BIEN-ÊTRE

Référence mondiale et maison de disque atypique, Ed Banger fête ses 10 ans

01/03/2013 01:27 EST | Actualisé 01/05/2013 05:12 EDT

Ed Banger Records, qui fête ses 10 ans, est une des rares maisons de disques françaises à être devenue une référence mondiale, grâce à des artistes comme Justice et à l'esprit "maison" insufflé par son atypique patron, Pedro Winter.

Ce grand blond de 37 ans, a fondé Ed Banger en mars 2003. A l'époque, il est le manager de Daft Punk, qu'il a accompagné pendant 12 ans.

Démarché par un artiste électro, Mr Flash, il décide de créer son propre label pour sortir son premier maxi "Radar Rider".

Aujourd'hui, Ed Banger, qui souffle ses 10 bougies ce vendredi avec une grande soirée à Paris, compte 20 artistes dont 13 Français et des pointures internationales de la scène électro comme SebastiAn, Breakbot et bien sûr Justice.

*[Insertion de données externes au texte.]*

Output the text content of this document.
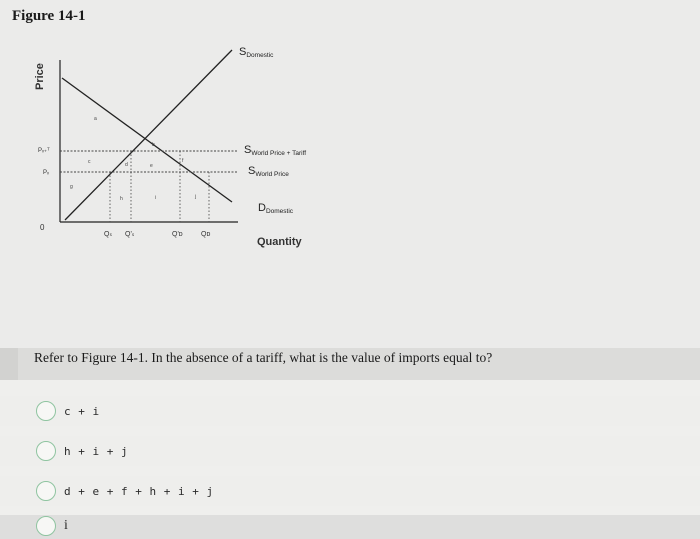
Figure 14-1
Price
Quantity
0
Pᵥ₊ᵀ
Pᵥ
Qₛ Q'ₛ	Q'ᴅ	Qᴅ
SDomestic
SWorld Price + Tariff
SWorld Price
DDomestic
a
b
c	d	e
f
g
h	i	j

Refer to Figure 14-1. In the absence of a tariff, what is the value of imports equal to?

c + i
h + i + j
d + e + f + h + i + j
i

Adulé par les magazines de musique et de mode dans le monde entier, prisé par Kanye West ou Pharell Williams, Ed Banger n'a pourtant que deux employés dans ses locaux du 18e arrondissement parisien.

"Nous avons développé un énorme réseau de relations dans le monde pour soutenir nos artistes", explique à l'AFP Pedro Winter, qui reconnaît qu'Ed Banger à un fonctionnement "atypique" dans un contexte de crise du disque.

Le label est ainsi réputé pour le rythme très aléatoire de ses sorties alors que la plupart des maisons de disques ont mis en place un roulement stratégique de trois ans entre chaque album d'un même artiste.

"C'est vrai que pour l'album live de Justice, on m'a dit +t'es fou, il faut le sortir à Noël, tu vas en vendre des tonnes!+, alors que finalement on le sort en mai, s'amuse-t-il. Chez Ed Banger, on n'est pas pressé, on a le temps de bien faire les choses".

Après, l'équilibre des comptes du label, "c'est ma petite cuisine interne", dit-il.

Taxi

"On peut atteindre des sommets avec Justice, avec 500.000 exemplaires vendus pour le premier album et 200.000 pour le deuxième. Parallèlement, pour les maxis (d'autres artistes), on débute à 500 exemplaires et on peut monter à 800/1.000", explique-t-il.

Comme les mythiques labels indépendants anglo-saxons Factory Records ou Mo'Wax, dont Pedro Winter était "tombé amoureux" adolescent, Ed Banger attache un soin particulier à l'esthétique.

Chaque sortie, baptisée "ED01", "ED02"... jusqu'à "ED069" aujourd'hui, est travaillée par le directeur artistique So Me.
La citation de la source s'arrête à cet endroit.